In langsamer Assoziationsmontage schneidet Geyrhalter Kampfflugzeuge auf eine Papstrede zur Krise der Kirche, wechselt zwischen skurrilen Szenen in einem Polizeitrainingszentrum, in dem Kollegen vor dem Greenscreen vermeintliche Verbrecher darstellen, und dem Protest gegen die Castortransporte. Unpersönlicher Bordellsex vor aufgemalter Alpenkulisse konterkariert (oder verstärkt) das surreale Gespräch einer "Rückkehrberaterin", die Asylwerber überzeugen soll, freiwillig in ihre Heimat zurückzukehren.

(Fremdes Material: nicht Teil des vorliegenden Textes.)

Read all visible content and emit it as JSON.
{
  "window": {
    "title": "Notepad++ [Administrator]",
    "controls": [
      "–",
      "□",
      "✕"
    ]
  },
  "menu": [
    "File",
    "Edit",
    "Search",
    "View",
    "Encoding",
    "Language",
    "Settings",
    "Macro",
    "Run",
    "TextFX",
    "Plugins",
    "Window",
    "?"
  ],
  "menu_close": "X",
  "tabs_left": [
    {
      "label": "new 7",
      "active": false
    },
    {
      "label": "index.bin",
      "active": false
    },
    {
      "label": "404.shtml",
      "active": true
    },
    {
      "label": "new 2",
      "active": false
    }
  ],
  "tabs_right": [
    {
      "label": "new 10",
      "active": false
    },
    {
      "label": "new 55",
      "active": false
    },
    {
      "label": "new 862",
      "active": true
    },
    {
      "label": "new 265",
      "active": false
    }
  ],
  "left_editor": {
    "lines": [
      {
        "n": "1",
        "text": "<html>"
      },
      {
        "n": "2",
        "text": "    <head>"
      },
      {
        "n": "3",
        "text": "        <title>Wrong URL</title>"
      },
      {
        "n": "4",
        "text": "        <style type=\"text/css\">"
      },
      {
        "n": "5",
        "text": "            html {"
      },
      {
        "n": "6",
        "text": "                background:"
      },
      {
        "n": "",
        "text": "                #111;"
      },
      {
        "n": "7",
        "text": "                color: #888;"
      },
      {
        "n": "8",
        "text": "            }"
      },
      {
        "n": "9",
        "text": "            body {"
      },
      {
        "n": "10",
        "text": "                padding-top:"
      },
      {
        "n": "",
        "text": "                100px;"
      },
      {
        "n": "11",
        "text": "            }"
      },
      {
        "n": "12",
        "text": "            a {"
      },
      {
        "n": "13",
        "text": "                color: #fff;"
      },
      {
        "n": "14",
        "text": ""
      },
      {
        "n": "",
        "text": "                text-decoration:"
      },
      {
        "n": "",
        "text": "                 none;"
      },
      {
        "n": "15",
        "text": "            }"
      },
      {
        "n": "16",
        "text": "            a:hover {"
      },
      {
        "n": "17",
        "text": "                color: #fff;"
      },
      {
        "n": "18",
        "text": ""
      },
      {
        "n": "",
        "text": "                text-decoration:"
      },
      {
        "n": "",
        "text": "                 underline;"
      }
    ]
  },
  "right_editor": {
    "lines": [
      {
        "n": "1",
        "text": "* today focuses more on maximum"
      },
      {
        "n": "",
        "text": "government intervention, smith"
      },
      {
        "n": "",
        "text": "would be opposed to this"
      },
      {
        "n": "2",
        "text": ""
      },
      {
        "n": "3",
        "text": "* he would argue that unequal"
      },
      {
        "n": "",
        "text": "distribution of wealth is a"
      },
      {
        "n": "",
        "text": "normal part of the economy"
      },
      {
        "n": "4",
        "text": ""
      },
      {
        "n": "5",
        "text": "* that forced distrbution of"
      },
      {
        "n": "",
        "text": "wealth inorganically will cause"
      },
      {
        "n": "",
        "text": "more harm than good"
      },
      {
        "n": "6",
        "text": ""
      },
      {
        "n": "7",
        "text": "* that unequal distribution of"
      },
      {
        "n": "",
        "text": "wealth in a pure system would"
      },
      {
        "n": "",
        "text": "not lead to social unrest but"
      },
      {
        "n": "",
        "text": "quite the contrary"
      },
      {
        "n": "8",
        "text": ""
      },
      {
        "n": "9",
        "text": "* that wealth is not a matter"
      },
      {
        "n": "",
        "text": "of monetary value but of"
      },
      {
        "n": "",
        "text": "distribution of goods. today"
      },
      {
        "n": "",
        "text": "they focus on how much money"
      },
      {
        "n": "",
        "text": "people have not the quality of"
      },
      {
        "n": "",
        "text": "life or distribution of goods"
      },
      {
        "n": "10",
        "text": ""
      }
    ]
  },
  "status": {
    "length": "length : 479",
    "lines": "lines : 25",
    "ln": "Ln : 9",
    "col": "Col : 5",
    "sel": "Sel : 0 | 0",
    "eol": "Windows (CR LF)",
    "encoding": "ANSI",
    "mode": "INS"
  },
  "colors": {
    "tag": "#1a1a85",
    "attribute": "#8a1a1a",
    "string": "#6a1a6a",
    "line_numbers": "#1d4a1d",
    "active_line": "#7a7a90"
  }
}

Und immer wieder die beklemmenden Bilder einer Festung, die sich und ihren exklusiven Lebensstil nach außen abschottet und zugleich die Einreisewilligen als billige Arbeitskräfte benötigt. Die Ländergrenzen innerhalb Europas verwischen hingegen, die Schauplätze können ob der Dialogarmut des Gezeigten vom Zuschauer bisweilen gar nicht zugeordnet werden. Mit langen, teils mehrminütigen Einstellungen eröffnet Geyrhalter nach dem Vorbild früherer Werke wie "Unser täglich Brot" bei seiner Nachtwanderung durch Europa einen Raum für Deutungen. Dabei erwecken die vermeintlich neutralen Bilder die Illusion, frei und unbeeinflusst urteilen zu können, verwischen die Spur ihrer Entstehungsgeschichte, die Kriterien, die zu ihrer Auswahl geführt haben.